Israel: More to follow US lead?
Israeli Prime Minister Benjamin Netanyahu says Israel is in talks with other world leaders who want to follow suit after the US announced they will move their embassy from Tel Aviv to Jerusalem, acknowledging Jerusalem as the capital of Israel.
After the US's announcement, the Russian embassy released a statement referring to an announcement in April this year when they said they would also move their embassy to west Jerusalem once a peaceful decision had been reached by Israel and Palestinians.
According to the Independent UK, Bob Blackman, a Tory MP, said that the embassy move could "actually be a good decision" in terms of encouraging Israel and Palestinian peace talks.
In a short speech at the White House by Donald Trump on Wednesday, Trump said that the US was not presuming decisions to be made by the parties about jurisdiction, and that west Jerusalem would be unaffected whatever the settlement.
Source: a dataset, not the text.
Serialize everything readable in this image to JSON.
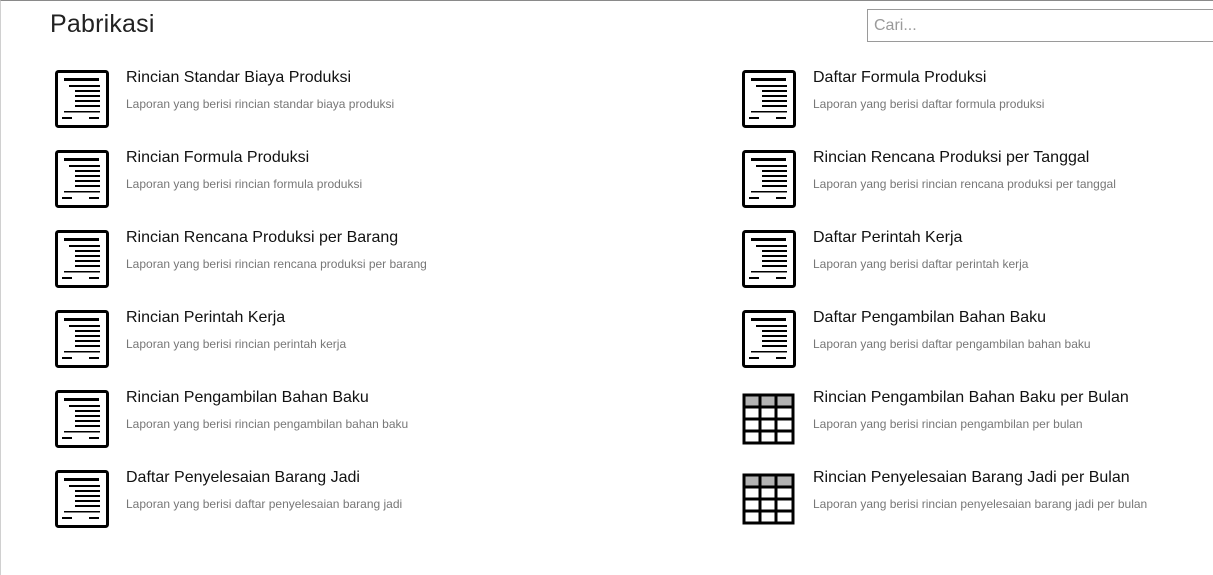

Trump also stated that this decision did not include recognising the entire Jerusalem as the capital and did not rule out a future division of the city. Palestinians see East Jerusalem as the capital of their own future state.
"The United States would support a two-state solution if agreed to by both sides.... Today, Jerusalem is the seat of the modern Israeli government. It is the home of the Israeli parliament, the Knesset, as well as the Israeli supreme court.... It is the location of the official residence of the prime minister and the president. It is the headquarters of many government ministries,” said Trump.
Trump's decision was part of upholding his promise to move the embassy to Jerusalem during his 2016 presidential campaign. The decision was informed by a 1995 law, which stipulates that the US has to move its embassy to Jerusalem. Trump's predecessors avoided the decision to avoid complicating the already tense environment in the Middle East.
Israel’s prime minister, Benjamin Netanyahu, described Trump's decision as an “important step toward peace”.
“I have determined that it is time to officially recognise Jerusalem as the capital of Israel,” Trump said. “While previous presidents have made this a major campaign promise, they failed to deliver. Today, I am delivering.... After more than two decades of waivers, we are no closer to a lasting peace agreement between Israel and the Palestinians. It would be folly to assume that repeating the exact same formula would now produce a different or better result.”
US embassy alerts
US embassies in across the Middle East, particularly with high Muslim populations have issued security alerts urging Americans to exercise caution. Some of the embassies include Turkey, Jordan, Germany, Venezuela and Britain.
Iraq's foreign ministry has called on the US ambassador in Baghdad to hand him a memo against the US's decision to recognise Jerusalem as Israel's capital, Reuters reports.
The leader of Hamas, Ismail Haniyeh, on Thursday called for a new uprising against Israel in light of Trump's decision. "We should call for and we should work on launching an intifada in the face of the Zionist enemy," he said.
British Prime Minister Theresa May, French President Emmanuel Macron and German Chancellor Angela Merkel condemned the decision by the US. May said it was "unhelpful in terms of prospects for peace in the region".
The Palestinian president, Mahmoud Abbas, made a statement saying the US had now excluded itself from any further peace negotiating and mediation.
Other allies of the US such as Saudi Arabia's King Salman said the decision "constitutes a flagrant provocation to all Muslims, all over the world".
Protests have flared up across the region from Damascus Gate, one of the entrances to the old city, to Bethlehem.
The United Nations Security Council is expected to meet on Friday to discuss US's decision, after a request was made by eight countries on the 15-member council, which includes the UK, Italy and France.